Taking the example of the US runner Kaufymaker on the first day of Royal Ascot 2021, we have the following:
Kaufymaker
Trainer: Wesley Ward Owner: Mr Gregory Kaufman Ridden by: John Velazquez Cloth number: 17 Stall number: 3
Age: 2 (b. 2019) Colour: ch Gender: f Weight: 8-12 Bred: USA
Dam: Heaven's Touch (b. 2010) Sire: Jimmy Creed (b. 2009) Dam Sire: Montbrook (b. 1990)
Form: 1 (FlatSix) Forecast price: 5/2 Days since ran: 61
Thus the only form missing are the details of the race that Kaufymaker won when running previously at Keenland. - The other form elements are all useable.

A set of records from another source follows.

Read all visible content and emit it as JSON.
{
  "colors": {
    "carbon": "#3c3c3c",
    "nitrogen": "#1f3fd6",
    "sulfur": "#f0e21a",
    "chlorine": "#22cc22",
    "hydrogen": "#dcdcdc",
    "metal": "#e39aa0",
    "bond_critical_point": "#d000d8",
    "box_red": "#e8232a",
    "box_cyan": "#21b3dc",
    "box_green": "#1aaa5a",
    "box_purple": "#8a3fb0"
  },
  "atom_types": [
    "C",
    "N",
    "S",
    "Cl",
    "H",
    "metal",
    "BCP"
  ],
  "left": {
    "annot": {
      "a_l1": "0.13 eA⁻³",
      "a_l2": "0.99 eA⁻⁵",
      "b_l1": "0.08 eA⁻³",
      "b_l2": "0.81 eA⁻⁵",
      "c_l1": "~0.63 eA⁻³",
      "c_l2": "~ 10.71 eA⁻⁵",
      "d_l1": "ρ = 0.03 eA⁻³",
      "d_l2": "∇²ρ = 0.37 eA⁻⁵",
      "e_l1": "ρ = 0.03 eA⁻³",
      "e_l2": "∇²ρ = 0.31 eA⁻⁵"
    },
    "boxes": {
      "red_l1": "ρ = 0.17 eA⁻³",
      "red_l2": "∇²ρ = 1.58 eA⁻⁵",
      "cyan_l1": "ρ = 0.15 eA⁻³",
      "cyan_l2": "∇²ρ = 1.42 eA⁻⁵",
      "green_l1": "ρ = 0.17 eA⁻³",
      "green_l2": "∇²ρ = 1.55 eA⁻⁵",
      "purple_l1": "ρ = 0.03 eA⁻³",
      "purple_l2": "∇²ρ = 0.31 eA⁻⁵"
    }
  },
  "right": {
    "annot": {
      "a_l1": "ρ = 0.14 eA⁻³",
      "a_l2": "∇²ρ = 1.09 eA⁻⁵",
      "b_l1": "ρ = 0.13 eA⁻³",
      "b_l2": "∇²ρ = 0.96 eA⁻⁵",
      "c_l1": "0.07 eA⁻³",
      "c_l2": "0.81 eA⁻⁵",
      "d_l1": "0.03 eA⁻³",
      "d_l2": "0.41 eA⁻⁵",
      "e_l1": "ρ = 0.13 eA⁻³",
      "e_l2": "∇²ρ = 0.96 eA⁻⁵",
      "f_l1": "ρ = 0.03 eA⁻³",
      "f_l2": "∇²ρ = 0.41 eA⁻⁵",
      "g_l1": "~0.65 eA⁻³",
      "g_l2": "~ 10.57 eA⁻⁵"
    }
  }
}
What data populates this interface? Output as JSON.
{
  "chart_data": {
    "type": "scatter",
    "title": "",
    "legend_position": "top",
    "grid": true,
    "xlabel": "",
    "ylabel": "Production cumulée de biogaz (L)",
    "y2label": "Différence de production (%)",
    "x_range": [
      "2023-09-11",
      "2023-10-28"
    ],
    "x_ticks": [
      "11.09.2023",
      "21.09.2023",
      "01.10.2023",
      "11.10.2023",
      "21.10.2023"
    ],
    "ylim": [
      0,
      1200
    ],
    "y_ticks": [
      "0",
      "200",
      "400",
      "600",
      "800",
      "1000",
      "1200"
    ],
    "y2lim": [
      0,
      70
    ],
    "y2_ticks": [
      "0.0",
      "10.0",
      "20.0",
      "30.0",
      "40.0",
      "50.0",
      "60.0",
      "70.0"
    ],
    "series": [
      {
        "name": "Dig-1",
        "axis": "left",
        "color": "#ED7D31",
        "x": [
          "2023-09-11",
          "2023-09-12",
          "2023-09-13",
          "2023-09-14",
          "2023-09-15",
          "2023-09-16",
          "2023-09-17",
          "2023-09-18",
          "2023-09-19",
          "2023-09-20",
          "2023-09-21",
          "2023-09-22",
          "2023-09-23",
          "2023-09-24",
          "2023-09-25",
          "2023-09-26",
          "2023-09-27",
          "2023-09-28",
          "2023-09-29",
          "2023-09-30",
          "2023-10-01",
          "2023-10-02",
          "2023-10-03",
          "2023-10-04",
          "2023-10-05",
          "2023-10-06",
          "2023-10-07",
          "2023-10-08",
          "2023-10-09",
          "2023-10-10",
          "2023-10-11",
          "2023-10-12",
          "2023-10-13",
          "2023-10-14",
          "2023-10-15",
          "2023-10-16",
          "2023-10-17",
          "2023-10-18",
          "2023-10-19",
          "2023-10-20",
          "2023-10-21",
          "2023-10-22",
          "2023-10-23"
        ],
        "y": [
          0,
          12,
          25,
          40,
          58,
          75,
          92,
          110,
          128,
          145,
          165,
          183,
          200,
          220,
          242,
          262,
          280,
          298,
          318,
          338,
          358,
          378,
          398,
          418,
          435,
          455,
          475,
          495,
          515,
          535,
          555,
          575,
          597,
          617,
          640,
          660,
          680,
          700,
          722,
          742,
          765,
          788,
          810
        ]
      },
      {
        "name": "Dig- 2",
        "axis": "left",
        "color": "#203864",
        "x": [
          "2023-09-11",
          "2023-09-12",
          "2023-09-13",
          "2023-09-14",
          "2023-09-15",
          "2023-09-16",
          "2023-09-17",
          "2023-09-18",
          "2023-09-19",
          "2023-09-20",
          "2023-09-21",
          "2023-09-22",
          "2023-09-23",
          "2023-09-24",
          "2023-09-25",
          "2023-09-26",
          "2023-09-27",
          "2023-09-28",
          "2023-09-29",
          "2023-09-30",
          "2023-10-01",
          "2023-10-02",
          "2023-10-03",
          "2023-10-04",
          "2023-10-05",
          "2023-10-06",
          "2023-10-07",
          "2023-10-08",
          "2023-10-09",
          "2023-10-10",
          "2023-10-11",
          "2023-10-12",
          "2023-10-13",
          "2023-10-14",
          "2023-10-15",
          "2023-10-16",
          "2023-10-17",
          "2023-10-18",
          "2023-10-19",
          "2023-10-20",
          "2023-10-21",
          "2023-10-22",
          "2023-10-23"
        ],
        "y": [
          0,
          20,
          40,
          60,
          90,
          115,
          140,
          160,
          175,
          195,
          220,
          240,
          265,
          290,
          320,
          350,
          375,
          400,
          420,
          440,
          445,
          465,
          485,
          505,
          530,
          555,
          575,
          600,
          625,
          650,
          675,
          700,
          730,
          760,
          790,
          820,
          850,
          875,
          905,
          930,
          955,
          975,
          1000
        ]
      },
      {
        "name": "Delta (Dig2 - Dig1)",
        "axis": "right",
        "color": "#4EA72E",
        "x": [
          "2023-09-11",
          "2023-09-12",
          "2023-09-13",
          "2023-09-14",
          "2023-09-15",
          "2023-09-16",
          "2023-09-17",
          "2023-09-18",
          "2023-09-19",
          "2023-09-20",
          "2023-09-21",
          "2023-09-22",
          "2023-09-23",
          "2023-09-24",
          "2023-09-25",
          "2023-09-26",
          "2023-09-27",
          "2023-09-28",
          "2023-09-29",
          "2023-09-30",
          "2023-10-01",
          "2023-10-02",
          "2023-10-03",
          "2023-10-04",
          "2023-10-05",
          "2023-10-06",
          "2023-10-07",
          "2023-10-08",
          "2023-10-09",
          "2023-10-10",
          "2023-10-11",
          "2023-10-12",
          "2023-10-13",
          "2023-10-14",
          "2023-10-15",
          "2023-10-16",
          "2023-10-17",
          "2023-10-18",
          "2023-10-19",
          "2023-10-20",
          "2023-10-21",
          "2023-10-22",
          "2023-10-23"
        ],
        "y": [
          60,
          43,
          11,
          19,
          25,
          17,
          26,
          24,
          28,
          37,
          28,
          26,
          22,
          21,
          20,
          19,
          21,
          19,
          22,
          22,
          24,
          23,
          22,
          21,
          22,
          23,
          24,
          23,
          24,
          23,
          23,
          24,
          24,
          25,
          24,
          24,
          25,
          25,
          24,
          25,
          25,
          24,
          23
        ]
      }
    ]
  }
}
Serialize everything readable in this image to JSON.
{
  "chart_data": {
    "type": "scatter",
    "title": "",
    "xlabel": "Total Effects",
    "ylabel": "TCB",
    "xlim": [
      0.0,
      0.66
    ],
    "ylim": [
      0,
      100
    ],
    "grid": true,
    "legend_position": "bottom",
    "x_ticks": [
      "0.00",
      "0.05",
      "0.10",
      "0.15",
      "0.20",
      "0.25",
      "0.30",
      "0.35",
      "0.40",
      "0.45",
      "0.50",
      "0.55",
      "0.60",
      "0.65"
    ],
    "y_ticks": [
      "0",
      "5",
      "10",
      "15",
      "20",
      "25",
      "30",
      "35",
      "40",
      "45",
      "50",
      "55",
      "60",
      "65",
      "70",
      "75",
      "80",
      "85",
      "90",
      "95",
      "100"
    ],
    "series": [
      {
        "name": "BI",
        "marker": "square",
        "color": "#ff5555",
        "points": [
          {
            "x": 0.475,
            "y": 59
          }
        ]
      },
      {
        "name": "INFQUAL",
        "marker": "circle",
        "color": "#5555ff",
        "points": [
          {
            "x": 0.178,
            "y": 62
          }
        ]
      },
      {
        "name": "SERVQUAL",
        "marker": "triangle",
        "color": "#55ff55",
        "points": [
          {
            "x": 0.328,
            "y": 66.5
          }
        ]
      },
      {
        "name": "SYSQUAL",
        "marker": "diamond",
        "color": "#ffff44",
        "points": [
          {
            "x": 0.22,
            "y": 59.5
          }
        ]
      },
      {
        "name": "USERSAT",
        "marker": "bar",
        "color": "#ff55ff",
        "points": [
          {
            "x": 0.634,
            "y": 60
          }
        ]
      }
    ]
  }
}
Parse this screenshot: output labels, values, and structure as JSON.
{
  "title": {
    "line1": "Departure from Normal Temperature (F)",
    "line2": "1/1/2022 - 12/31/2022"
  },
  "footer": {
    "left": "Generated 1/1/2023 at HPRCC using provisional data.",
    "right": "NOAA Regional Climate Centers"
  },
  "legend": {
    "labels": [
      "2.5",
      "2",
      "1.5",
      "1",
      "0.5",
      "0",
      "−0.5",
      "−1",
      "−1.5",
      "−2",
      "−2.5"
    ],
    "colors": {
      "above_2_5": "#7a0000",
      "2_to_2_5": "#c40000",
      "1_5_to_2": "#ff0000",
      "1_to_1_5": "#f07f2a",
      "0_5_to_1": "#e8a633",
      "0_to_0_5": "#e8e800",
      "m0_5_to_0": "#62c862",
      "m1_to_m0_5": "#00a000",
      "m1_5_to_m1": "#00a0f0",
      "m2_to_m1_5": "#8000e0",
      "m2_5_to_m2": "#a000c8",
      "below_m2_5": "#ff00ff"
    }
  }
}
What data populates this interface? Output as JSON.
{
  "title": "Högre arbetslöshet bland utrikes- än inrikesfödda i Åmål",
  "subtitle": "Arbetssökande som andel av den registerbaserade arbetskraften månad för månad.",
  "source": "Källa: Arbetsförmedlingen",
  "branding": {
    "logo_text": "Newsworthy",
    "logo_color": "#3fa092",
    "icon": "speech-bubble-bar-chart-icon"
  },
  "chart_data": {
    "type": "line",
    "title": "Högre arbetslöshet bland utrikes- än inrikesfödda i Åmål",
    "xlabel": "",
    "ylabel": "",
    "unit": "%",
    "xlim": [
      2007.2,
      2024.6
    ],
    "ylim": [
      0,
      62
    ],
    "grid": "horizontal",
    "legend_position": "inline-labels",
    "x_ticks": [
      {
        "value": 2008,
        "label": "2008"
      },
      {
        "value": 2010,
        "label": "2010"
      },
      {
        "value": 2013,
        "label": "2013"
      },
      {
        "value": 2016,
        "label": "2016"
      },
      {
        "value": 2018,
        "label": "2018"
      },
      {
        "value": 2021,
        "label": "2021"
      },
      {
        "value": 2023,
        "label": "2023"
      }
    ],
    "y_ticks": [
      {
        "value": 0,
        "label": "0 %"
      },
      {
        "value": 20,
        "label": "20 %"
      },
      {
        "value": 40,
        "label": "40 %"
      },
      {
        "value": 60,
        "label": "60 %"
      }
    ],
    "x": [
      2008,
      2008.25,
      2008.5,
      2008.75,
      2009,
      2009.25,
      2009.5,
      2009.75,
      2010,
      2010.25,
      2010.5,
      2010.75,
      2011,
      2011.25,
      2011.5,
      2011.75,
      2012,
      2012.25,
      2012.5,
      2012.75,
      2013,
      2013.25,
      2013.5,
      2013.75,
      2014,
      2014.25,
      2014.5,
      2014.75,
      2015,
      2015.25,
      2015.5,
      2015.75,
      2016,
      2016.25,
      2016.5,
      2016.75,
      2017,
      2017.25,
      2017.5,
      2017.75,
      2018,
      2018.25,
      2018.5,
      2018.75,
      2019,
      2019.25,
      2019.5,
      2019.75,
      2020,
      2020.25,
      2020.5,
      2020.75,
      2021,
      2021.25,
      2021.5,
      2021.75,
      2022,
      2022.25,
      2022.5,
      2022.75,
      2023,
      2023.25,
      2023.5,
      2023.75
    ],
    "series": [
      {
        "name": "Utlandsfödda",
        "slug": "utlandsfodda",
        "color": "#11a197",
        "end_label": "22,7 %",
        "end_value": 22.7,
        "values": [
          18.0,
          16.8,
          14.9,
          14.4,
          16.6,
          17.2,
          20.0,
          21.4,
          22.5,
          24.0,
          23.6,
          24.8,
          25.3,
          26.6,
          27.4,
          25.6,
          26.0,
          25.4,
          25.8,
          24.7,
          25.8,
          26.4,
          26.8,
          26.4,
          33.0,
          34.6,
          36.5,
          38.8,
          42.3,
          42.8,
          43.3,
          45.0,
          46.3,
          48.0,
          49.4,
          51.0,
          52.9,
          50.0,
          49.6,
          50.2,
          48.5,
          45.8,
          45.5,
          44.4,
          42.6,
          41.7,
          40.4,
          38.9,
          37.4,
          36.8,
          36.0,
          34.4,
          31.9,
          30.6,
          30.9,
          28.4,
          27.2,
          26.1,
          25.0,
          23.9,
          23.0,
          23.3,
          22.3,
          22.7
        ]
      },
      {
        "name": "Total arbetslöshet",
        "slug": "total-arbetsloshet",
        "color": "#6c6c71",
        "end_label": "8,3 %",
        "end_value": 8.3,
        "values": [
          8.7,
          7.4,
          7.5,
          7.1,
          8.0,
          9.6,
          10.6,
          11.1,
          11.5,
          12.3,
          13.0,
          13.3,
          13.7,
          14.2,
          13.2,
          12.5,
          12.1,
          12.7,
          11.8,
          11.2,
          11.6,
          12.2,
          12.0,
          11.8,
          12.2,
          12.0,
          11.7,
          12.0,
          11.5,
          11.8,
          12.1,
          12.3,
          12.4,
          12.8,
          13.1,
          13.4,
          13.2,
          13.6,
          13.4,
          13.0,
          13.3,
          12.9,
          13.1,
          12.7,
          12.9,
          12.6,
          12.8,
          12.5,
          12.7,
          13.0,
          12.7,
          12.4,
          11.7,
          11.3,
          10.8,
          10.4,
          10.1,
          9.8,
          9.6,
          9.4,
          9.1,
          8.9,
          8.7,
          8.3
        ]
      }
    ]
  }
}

On the question of inclusion of race form from other countries, this means licensing data from other countries. All Smartform data for all racing in the UK and Ireland is licensed from official sources for the personal use of Smartform subscribers - however, it's simply not viable to do so for other countries given limited demand as the cost can approach six figures or more for full history and ongoing updates, depending on usage. An alternative would be to webscrape data from overseas racing sites, but this is not somethiing we would advocate as it is usually outside terms of use and may contravene local licences.